Please deliver links to an R Markdown file (in GitHub and rpubs.com) with solutions to problems 3 and 4 from chapter 8 of Automated Data Collection in R. Problem 9 is extra credit.
List library
library(stringr)
Below is the original raw data, a vector with strings of phone numbers and names
raw.data <- "555-1239Moe Szyslak(636) 555-0113Burns, C. Montgomery555-6542Rev. Timothy Lovejoy555 8904Ned Flanders636-555-3226Simpson, Homer5553642Dr. Julius Hibbert"
raw.data
## [1] "555-1239Moe Szyslak(636) 555-0113Burns, C. Montgomery555-6542Rev. Timothy Lovejoy555 8904Ned Flanders636-555-3226Simpson, Homer5553642Dr. Julius Hibbert"

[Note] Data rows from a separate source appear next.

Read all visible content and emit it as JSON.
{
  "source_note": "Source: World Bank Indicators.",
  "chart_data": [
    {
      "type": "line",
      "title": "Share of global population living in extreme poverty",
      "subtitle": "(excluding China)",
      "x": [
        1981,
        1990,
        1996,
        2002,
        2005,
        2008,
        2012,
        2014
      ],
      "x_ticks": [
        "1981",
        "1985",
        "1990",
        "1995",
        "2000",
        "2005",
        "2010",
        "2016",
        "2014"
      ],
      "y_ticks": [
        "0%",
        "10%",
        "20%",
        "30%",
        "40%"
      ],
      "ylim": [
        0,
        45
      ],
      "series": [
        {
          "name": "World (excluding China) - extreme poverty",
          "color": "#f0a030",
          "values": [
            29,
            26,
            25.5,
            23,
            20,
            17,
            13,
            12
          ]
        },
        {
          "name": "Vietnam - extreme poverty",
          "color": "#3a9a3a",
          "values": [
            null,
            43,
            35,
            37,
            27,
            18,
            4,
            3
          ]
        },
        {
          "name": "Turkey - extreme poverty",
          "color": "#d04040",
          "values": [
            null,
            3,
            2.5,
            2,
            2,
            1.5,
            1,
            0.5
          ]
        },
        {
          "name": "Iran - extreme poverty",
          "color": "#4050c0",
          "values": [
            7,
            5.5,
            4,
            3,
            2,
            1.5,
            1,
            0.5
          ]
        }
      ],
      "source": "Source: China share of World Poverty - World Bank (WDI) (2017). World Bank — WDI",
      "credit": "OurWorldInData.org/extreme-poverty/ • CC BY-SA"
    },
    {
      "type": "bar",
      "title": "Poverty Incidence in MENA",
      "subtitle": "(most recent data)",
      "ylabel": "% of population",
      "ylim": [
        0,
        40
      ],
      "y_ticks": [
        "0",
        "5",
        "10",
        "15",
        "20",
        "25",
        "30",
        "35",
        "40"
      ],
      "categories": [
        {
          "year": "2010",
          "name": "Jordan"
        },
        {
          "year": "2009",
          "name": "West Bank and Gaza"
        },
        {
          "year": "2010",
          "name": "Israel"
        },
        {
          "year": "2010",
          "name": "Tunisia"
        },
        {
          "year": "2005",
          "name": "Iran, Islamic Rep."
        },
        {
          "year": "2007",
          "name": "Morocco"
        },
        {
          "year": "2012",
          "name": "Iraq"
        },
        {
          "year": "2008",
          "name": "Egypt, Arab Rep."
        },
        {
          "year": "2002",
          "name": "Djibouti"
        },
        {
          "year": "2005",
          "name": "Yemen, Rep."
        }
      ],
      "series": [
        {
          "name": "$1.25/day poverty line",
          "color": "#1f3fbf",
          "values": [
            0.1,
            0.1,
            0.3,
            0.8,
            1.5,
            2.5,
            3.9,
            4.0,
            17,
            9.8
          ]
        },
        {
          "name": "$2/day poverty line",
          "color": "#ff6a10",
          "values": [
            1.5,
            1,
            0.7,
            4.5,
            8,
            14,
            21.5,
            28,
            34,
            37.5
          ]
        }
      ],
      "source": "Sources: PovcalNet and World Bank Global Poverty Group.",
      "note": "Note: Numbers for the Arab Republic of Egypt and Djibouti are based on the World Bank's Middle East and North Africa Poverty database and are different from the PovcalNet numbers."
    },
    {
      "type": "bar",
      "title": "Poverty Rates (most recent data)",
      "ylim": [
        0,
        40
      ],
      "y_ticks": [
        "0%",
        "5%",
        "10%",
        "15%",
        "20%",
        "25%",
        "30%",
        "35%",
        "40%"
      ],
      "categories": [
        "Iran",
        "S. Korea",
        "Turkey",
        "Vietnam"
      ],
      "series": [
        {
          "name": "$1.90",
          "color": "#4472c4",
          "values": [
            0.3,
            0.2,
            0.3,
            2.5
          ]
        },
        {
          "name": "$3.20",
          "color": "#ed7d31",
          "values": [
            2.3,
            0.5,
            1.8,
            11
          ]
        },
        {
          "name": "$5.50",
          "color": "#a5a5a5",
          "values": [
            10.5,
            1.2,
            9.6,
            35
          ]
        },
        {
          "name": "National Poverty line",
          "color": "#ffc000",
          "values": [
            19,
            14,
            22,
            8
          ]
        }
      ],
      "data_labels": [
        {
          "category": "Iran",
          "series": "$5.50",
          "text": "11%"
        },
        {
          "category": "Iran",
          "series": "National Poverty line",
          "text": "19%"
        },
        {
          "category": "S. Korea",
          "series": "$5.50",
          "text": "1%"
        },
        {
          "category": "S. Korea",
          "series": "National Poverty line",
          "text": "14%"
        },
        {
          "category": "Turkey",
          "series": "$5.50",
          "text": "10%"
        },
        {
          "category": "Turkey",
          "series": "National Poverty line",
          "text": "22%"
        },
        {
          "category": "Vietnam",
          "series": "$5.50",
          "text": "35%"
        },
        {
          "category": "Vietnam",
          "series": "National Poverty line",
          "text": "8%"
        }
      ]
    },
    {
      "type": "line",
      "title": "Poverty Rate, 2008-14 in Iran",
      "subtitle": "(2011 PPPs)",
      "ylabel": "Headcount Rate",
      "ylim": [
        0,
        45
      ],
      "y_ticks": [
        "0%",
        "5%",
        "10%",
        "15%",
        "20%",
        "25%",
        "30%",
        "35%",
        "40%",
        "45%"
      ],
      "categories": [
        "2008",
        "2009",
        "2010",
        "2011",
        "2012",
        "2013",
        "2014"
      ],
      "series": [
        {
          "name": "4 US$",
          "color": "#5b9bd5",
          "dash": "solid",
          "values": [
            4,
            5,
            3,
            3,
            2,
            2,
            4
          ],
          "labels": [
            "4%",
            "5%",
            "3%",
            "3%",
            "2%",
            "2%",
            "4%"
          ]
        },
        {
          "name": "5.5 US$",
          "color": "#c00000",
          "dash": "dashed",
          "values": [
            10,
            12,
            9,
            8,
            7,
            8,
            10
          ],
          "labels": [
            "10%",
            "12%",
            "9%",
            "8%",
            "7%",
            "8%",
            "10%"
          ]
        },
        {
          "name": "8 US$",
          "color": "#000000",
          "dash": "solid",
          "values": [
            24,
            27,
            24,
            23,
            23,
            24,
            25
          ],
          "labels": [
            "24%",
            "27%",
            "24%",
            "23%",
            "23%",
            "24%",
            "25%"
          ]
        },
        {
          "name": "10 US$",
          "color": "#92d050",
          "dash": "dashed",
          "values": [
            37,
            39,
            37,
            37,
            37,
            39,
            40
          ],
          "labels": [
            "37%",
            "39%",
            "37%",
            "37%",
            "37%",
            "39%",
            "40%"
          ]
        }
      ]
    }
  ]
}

name <- unlist(str_extract_all(raw.data, "[[:alpha:] ., ]{2,}"));name
## [1] "Moe Szyslak" "Burns, C. Montgomery" "Rev. Timothy Lovejoy"
## [4] "Ned Flanders" "Simpson, Homer" "Dr. Julius Hibbert"
fname_lname <- str_replace_all(name,"[[:alpha:]]{2,}\\.\\s",""); fname_lname
## [1] "Moe Szyslak" "Burns, C. Montgomery" "Timothy Lovejoy"
## [4] "Ned Flanders" "Simpson, Homer" "Julius Hibbert"
x <- which(str_detect(fname_lname,",") %in% "TRUE")
fname_lname[x] <- str_c(str_trim(str_extract(fname_lname[x],"\\s([[:alpha:]]. )?(\\w+)")), str_extract(fname_lname[x],"(\\w+)"), sep = " "); fname_lname
## [1] "Moe Szyslak" "C. Montgomery Burns" "Timothy Lovejoy"
## [4] "Ned Flanders" "Homer Simpson" "Julius Hibbert"
str_detect(name,"[[:alpha:]]{2,}\\.\\s")
## [1] FALSE FALSE TRUE FALSE FALSE TRUE
str_detect(str_count(fname_lname,"\\w+"),"3")
## [1] FALSE TRUE FALSE FALSE FALSE FALSE
a) [0-9]+\\$ --> Pattern matching a string of 0-9 with a $ at the end the sequence
a <- c("003342$","3460.0$1$","%4352T4234$$","$2343423afsfsaf$","$")
a_ans <- str_extract(a,"[0-9]+\\$");a_ans
## [1] "003342$" "0$" "4234$" NA NA
b) \\b[a-z]{1,4}\\b --> Pattern matching a whole string of lower case letters having 1-4 character length
b <- c("1234", "1ds","42bs tyv 34DFDa","4234abcdefg","abcd","ABCD","s", "abcdef")
b_ans <- str_extract(b,"\\b[a-z]{1,4}\\b");b_ans
## [1] NA NA "tyv" NA "abcd" NA "s" NA
c) .*?\\.txt$ --> Pattern matching a sequence that ends in .txt
c <- c("dstxt",".txt$", "file.txt","any32.txt%#%ABC 434.txt",".txtsometext")
c_ans <- str_extract(c,".*?\\.txt$");c_ans
## [1] NA NA
## [3] "file.txt" "any32.txt%#%ABC 434.txt"
## [5] NA
d) \\d{2}/\\d{2}/\\d{4} --> pattern matching a sequence of 2 digit/2-digit/4-digit (could be similar to a date format)
d <- c(12/34/5678,"12/34/5678","01/05/0008","01/45/567","4/01/4321","12\31\2008","d/d/AD$")
d_ans <- str_extract(d,"\\d{2}/\\d{2}/\\d{4}");d_ans
## [1] NA "12/34/5678" "01/05/0008" NA NA
## [6] NA NA
e) <(.+?)>.+?</\\1> --> pattern matching a sequence of html pair tags
e <- c("<!DOCTYPE html><html><head><title>First HTML</title></head><body>I am your first HTML file!</body></html>")
e_ans <- str_extract(e,"<(.+?)>.+?</\\1>");e_ans
## [1] "<html><head><title>First HTML</title></head><body>I am your first HTML file!</body></html>"
secretmsg <- ("clcopCow1zmstc0d87wnkig7OvdicpNuggvhryn92Gjuwczi8hqrfpRxs5Aj5dwpn0TanwoUwisdij7Lj8kpf03AT5Idr3coc0bt7yczjatOaootj55t3Nj3ne6c4Sfek.r1w1YwwojigOd6vrfUrbz2.2bkAnbhzgv4R9i05zEcrop.wAgnb.SqoU65fPa1otfb7wEm24k6t3sR9zqe5fy89n6Nd5t9kc4fE905gmc4Rgxo5nhDk!gr")
msg <- str_replace_all(str_c(unlist(str_extract_all(secretmsg,"[[:upper:].!]")), collapse = ''),"\\."," ");msg
## [1] "CONGRATULATIONS YOU ARE A SUPERNERD!"